In a double-blind, randomized, placebo-controlled study, Dr. Ludwig Kappos. of Univ Hospital in Basel, Switzerland, and colleagues with the European Study Group on Interferon-ß-1b in Secondary/Progressive MS.
They followed a subset of 718 MS patients in the Secondary/Progressive phase of the disease for up to 3 years. The patients received subcutaneous injections of either 8 million IU Interferon-ß-1b or placebo every other day.
"Interferon-ß-1b delayed progression for 9-12 months," Dr. Kappos and colleagues report. "The odds ratio for confirmed progression was 0.65." Treatment with Interferon-ß-1b also lengthened time to becoming wheelchair-bound, and both relapse rate and relapse severity.
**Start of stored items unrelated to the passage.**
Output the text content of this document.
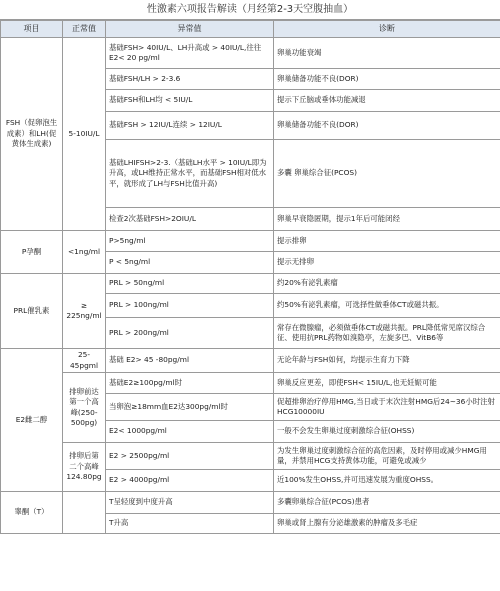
性激素六项报告解读（月经第2-3天空腹抽血）
项目	正常值	异常值	诊断
FSH（促卵泡生成素）和LH(促黄体生成素)	5-10IU/L	基础FSH> 40IU/L、LH升高或 > 40IU/L,往往E2< 20 pg/ml	卵巢功能衰竭
		基础FSH/LH > 2-3.6	卵巢储备功能不良(DOR)
		基础FSH和LH均 < 5IU/L	提示下丘脑或垂体功能减退
		基础FSH > 12IU/L连续 > 12IU/L	卵巢储备功能不良(DOR)
		基础LHIFSH>2-3.（基础LH水平 > 10IU/L即为升高，或LH维持正常水平，而基础FSH相对低水平，就形成了LH与FSH比值升高)	多囊 卵巢综合征(PCOS)
		检查2次基础FSH>2OIU/L	卵巢早衰隐匿期，提示1年后可能闭经
P孕酮	<1ng/ml	P>5ng/ml	提示排卵
		P < 5ng/ml	提示无排卵
PRL催乳素	≥ 225ng/ml	PRL > 50ng/ml	约20%有泌乳素瘤
		PRL > 100ng/ml	约50%有泌乳素瘤，可选择性做垂体CT或磁共振。
		PRL > 200ng/ml	常存在微腺瘤，必须做垂体CT或磁共振。PRL降低常见席汉综合征、使用抗PRL药物如溴隐亭，左旋多巴、VitB6等
E2雌二醇	25-45pgml	基础 E2> 45 -80pg/ml	无论年龄与FSH如何，均提示生育力下降
	排卵前达第一个高峰(250-500pg)	基础E2≥100pg/ml时	卵巢反应更差，即使FSH< 15IU/L,也无妊娠可能
		当卵泡≥18mm血E2达300pg/ml时	促超排卵治疗停用HMG,当日或于末次注射HMG后24~36小时注射HCG10000IU
		E2< 1000pg/ml	一般不会发生卵巢过度刺激综合征(OHSS)
	排卵后第二个高峰124.80pg	E2 > 2500pg/ml	为发生卵巢过度刺激综合征的高危因素，及时停用或减少HMG用量，并禁用HCG支持黄体功能，可避免或减少
		E2 > 4000pg/ml	近100%发生OHSS,并可迅速发展为重度OHSS。
睾酮（T）		T呈轻度到中度升高	多囊卵巢综合征(PCOS)患者
		T升高	卵巢或肾上腺有分泌雄激素的肿瘤及多毛症
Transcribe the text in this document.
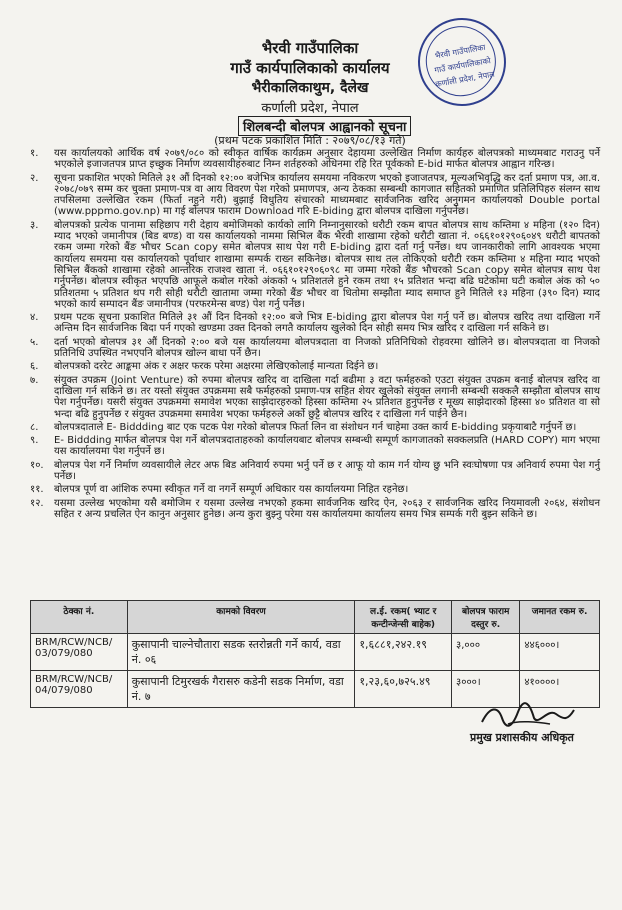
भैरवी गाउँपालिका
गाउँ कार्यपालिकाको कार्यालय
भैरीकालिकाथुम, दैलेख
कर्णाली प्रदेश, नेपाल
भैरवी गाउँपालिका
गाउँ कार्यपालिकाको
कर्णाली प्रदेश, नेपाल
शिलबन्दी बोलपत्र आह्वानको सूचना
(प्रथम पटक प्रकाशित मिति : २०७९/०८/१३ गते)
१.	यस कार्यालयको आर्थिक वर्ष २०७९/०८० को स्वीकृत वार्षिक कार्यक्रम अनुसार देहायमा उल्लेखित निर्माण कार्यहरु बोलपत्रको माध्यमबाट गराउनु पर्ने भएकोले इजाजतपत्र प्राप्त इच्छुक निर्माण व्यवसायीहरुबाट निम्न शर्तहरुको अधिनमा रहि रित पूर्वकको E-bid मार्फत बोलपत्र आह्वान गरिन्छ।
२.	सूचना प्रकाशित भएको मितिले ३१ औं दिनको १२:०० बजेभित्र कार्यालय समयमा नविकरण भएको इजाजतपत्र, मूल्यअभिवृद्धि कर दर्ता प्रमाण पत्र, आ.व. २०७८/०७९ सम्म कर चुक्ता प्रमाण-पत्र वा आय विवरण पेश गरेको प्रमाणपत्र, अन्य ठेकका सम्बन्धी कागजात सहितको प्रमाणित प्रतिलिपिहरु संलग्न साथ तपसिलमा उल्लेखित रकम (फिर्ता नहुने गरी) बुझाई विधुतिय संचारको माध्यमबाट सार्वजनिक खरिद अनुगमन कार्यालयको Double portal (www.pppmo.gov.np) मा गई बोलपत्र फाराम Download गरि E-biding द्वारा बोलपत्र दाखिला गर्नुपर्नेछ।
३.	बोलपत्रको प्रत्येक पानामा सहिछाप गरी देहाय बमोजिमको कार्यको लागि निम्नानुसारको धरौटी रकम बापत बोलपत्र साथ कम्तिमा ४ महिना (१२० दिन) म्याद भएको जमानीपत्र (बिड बण्ड) वा यस कार्यालयको नाममा सिभिल बैंक भैरवी शाखामा रहेको धरौटी खाता नं. ०६६१०१२९०६०४९ धरौटी बापतको रकम जम्मा गरेको बैंङ भौचर Scan copy समेत बोलपत्र साथ पेश गरी E-biding द्वारा दर्ता गर्नु पर्नेछ। थप जानकारीको लागि आवश्यक भएमा कार्यालय समयमा यस कार्यालयको पूर्वाधार शाखामा सम्पर्क राख्न सकिनेछ। बोलपत्र साथ तल तोकिएको धरौटी रकम कम्तिमा ४ महिना म्याद भएको सिभिल बैंकको शाखामा रहेको आन्तरिक राजश्व खाता नं. ०६६१०१२९०६०९८ मा जम्मा गरेको बैंङ भौचरको Scan copy समेत बोलपत्र साथ पेश गर्नुपर्नेछ। बोलपत्र स्वीकृत भएपछि आफूले कबोल गरेको अंकको ५ प्रतिशतले हुने रकम तथा १५ प्रतिशत भन्दा बढि घटेकोमा घटी कबोल अंक को ५० प्रतिशतमा ५ प्रतिशत थप गरी सोही धरौटी खातामा जम्मा गरेको बैंङ भौचर वा धितोमा सम्झौता म्याद समाप्त हुने मितिले १३ महिना (३९० दिन) म्याद भएको कार्य सम्पादन बैंङ जमानीपत्र (परफरमेन्स बण्ड) पेश गर्नु पर्नेछ।
४.	प्रथम पटक सूचना प्रकाशित मितिले ३१ औं दिन दिनको १२:०० बजे भित्र E-biding द्वारा बोलपत्र पेश गर्नु पर्ने छ। बोलपत्र खरिद तथा दाखिला गर्ने अन्तिम दिन सार्वजनिक बिदा पर्न गएको खण्डमा उक्त दिनको लगतै कार्यालय खुलेको दिन सोही समय भित्र खरिद र दाखिला गर्न सकिने छ।
५.	दर्ता भएको बोलपत्र ३१ औं दिनको २:०० बजे यस कार्यालयमा बोलपत्रदाता वा निजको प्रतिनिधिको रोहवरमा खोलिने छ। बोलपत्रदाता वा निजको प्रतिनिधि उपस्थित नभएपनि बोलपत्र खोल्न बाधा पर्ने छैन।
६.	बोलपत्रको दररेट आङ्कमा अंक र अक्षर फरक परेमा अक्षरमा लेखिएकोलाई मान्यता दिईने छ।
७.	संयुक्त उपक्रम (Joint Venture) को रुपमा बोलपत्र खरिद वा दाखिला गर्दा बढीमा ३ वटा फर्महरुको एउटा संयुक्त उपक्रम बनाई बोलपत्र खरिद वा दाखिला गर्न सकिने छ। तर यस्तो संयुक्त उपक्रममा सबै फर्महरुको प्रमाण-पत्र सहित शेयर खुलेको संयुक्त लगानी सम्बन्धी सक्कलै सम्झौता बोलपत्र साथ पेश गर्नुपर्नेछ। यसरी संयुक्त उपक्रममा समावेश भएका साझेदारहरुको हिस्सा कम्तिमा २५ प्रतिशत हुनुपर्नेछ र मूख्य साझेदारको हिस्सा ४० प्रतिशत वा सो भन्दा बढि हुनुपर्नेछ र संयुक्त उपक्रममा समावेश भएका फर्महरुले अर्को छुट्टै बोलपत्र खरिद र दाखिला गर्न पाईने छैन।
८.	बोलपत्रदाताले E- Biddding बाट एक पटक पेश गरेको बोलपत्र फिर्ता लिन वा संशोधन गर्न चाहेमा उक्त कार्य E-bidding प्रकृयाबाटै गर्नुपर्ने छ।
९.	E- Biddding मार्फत बोलपत्र पेश गर्ने बोलपत्रदाताहरुको कार्यालयबाट बोलपत्र सम्बन्धी सम्पूर्ण कागजातको सक्कलप्रति (HARD COPY) माग भएमा यस कार्यालयमा पेश गर्नुपर्ने छ।
१०.	बोलपत्र पेश गर्ने निर्माण व्यवसायीले लेटर अफ बिड अनिवार्य रुपमा भर्नु पर्ने छ र आफू यो काम गर्न योग्य छु भनि स्वःघोषणा पत्र अनिवार्य रुपमा पेश गर्नु पर्नेछ।
११.	बोलपत्र पूर्ण वा आंशिक रुपमा स्वीकृत गर्ने वा नगर्ने सम्पूर्ण अधिकार यस कार्यालयमा निहित रहनेछ।
१२.	यसमा उल्लेख भएकोमा यसै बमोजिम र यसमा उल्लेख नभएको हकमा सार्वजनिक खरिद ऐन, २०६३ र सार्वजनिक खरिद नियमावली २०६४, संशोधन सहित र अन्य प्रचलित ऐन कानुन अनुसार हुनेछ। अन्य कुरा बुझ्नु परेमा यस कार्यालयमा कार्यालय समय भित्र सम्पर्क गरी बुझ्न सकिने छ।
ठेक्का नं.	कामको विवरण	ल.ई. रकम( भ्याट र कन्टीन्जेन्सी बाहेक)	बोलपत्र फाराम दस्तुर रु.	जमानत रकम रु.
BRM/RCW/NCB/ 03/079/080	कुसापानी चाल्नेचौतारा सडक स्तरोन्नती गर्ने कार्य, वडा नं. ०६	१,६८८१,२४२.१९	३,०००	४४६०००।
BRM/RCW/NCB/ 04/079/080	कुसापानी टिमुरखर्क गैरासरु कडेनी सडक निर्माण, वडा नं. ७	१,२३,६०,७२५.४९	३०००।	४१००००।
प्रमुख प्रशासकीय अधिकृत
In addition, according to editorialist Dr. Donald E. Goodkin, from UCSF, in California, treatment with Interferon-ß-1b reduced the "...number of new MRI lesions and progression of total T2-weighted lesion load."
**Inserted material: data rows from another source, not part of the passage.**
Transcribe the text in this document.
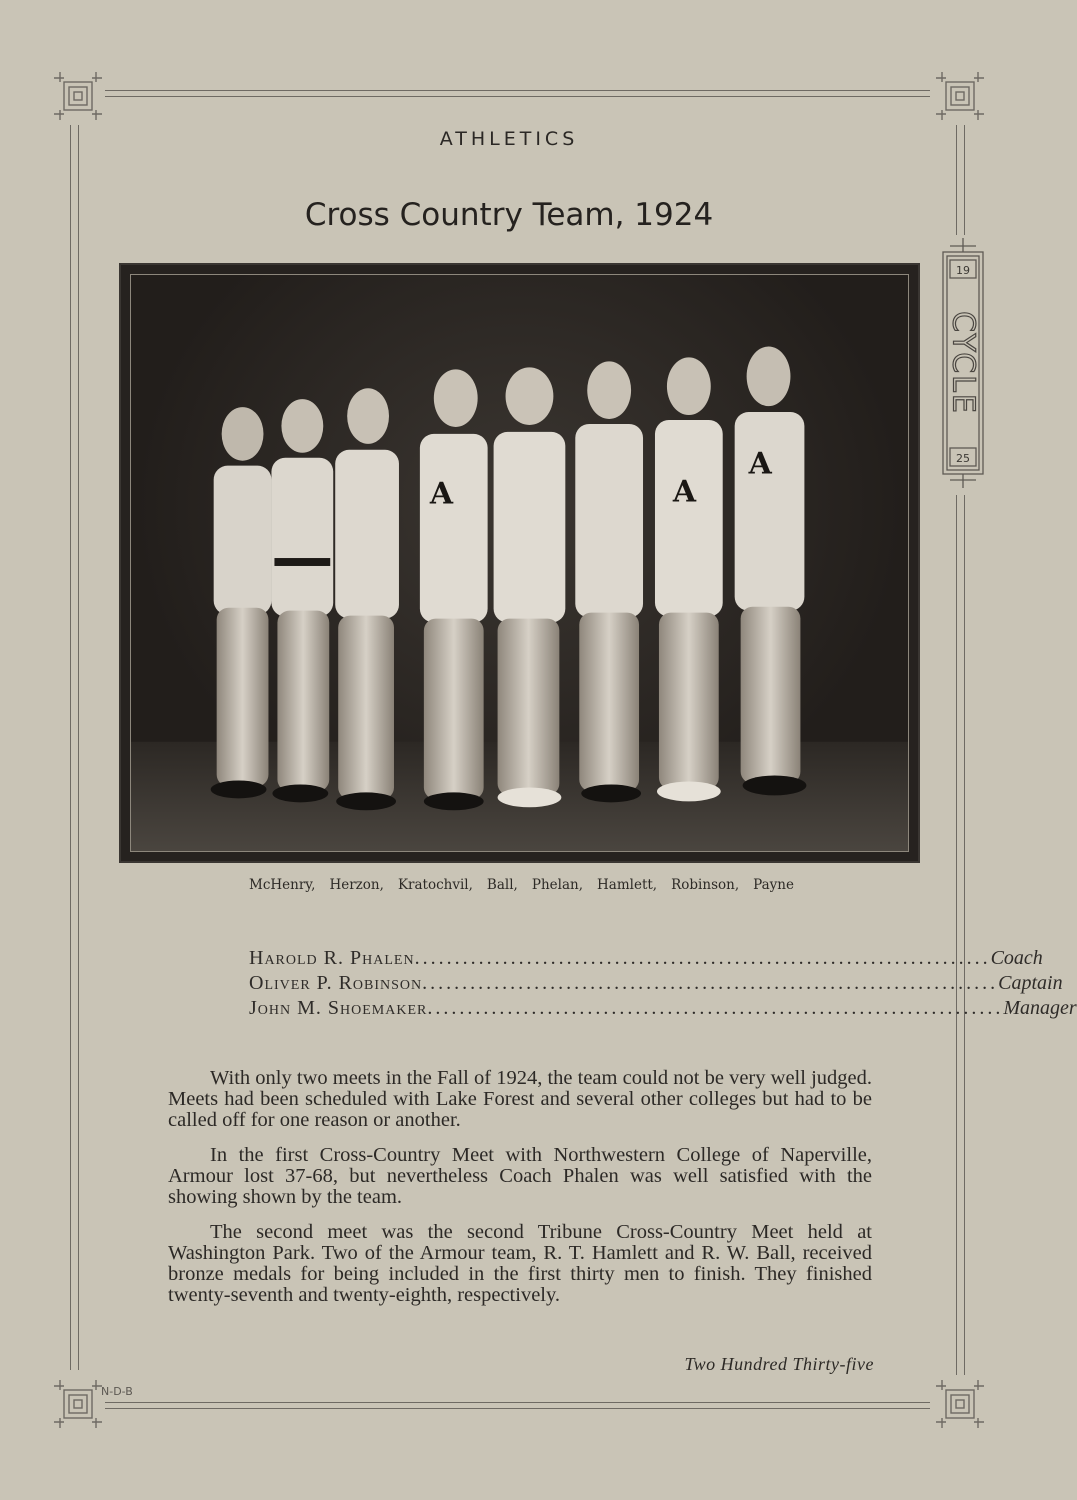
19
25
CYCLE
ATHLETICS
Cross Country Team, 1924
A	A
A
McHenry, Herzon, Kratochvil, Ball, Phelan, Hamlett, Robinson, Payne
Harold R. Phalen ........................................................................ Coach
Oliver P. Robinson ........................................................................ Captain
John M. Shoemaker ........................................................................ Manager

With only two meets in the Fall of 1924, the team could not be very well judged. Meets had been scheduled with Lake Forest and several other colleges but had to be called off for one reason or another.

In the first Cross-Country Meet with Northwestern College of Naperville, Armour lost 37-68, but nevertheless Coach Phalen was well satisfied with the showing shown by the team.

The second meet was the second Tribune Cross-Country Meet held at Washington Park. Two of the Armour team, R. T. Hamlett and R. W. Ball, received bronze medals for being included in the first thirty men to finish. They finished twenty-seventh and twenty-eighth, respectively.

Two Hundred Thirty-five
N-D-B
The researchers say that treatment was generally well tolerated. Injection-site reactions and flu-like symptoms were the most commonly reported adverse events. Dr. Kappos and others report that they halted the study "...after the interim results gave clear evidence of efficacy."
In light of these findings, Interferon-ß-1b "...should immediately be made available for patients with Secondary/Progressive disease, including those who have not experienced superimposed relapse," Dr. Goodkin suggests.
In a second double-blind, randomized, placebo-controlled study, Dr. George C. Ebers of London Health Sciences Centre in London, Ontario, Canada, and colleagues with the Prevention of Relapses and Disability by Interferon-ß-1a Subcutaneously in Multiple Sclerosis Study, followed 560 patients with Relapsing/Remitting MS over the course of 2 years.
Patients were assigned to either placebo or 22 or 44 micrograms of subcutaneous Interferon-ß-1a 3 times weekly.
"The relapse rate was significantly lower at 1 and 2 years with both doses of Interferon-ß-1a than with placebo," the researchers report.
"Time to first relapse was prolonged by 3 and 5 months in the 22 microgram and 44 microgram groups respectively, and the proportion of relapse free patients was significantly increased."
In patients treated with Interferon-ß-1a, Progression in disability was delayed, and Accumulated Disability was reduced. The number of new MRI lesions was also reduced.
Use of Interferon-ß-1a was associated with "...asymptomatic decreases in White Cells, Neutrophils, and Lymphocytes, and raised Aminotransferase values," according to Dr. Ebers and colleagues.
"Follow-up of patients from this study will define more clearly whether the profound effects observed on MRI translate into longer-term clinical benefits,".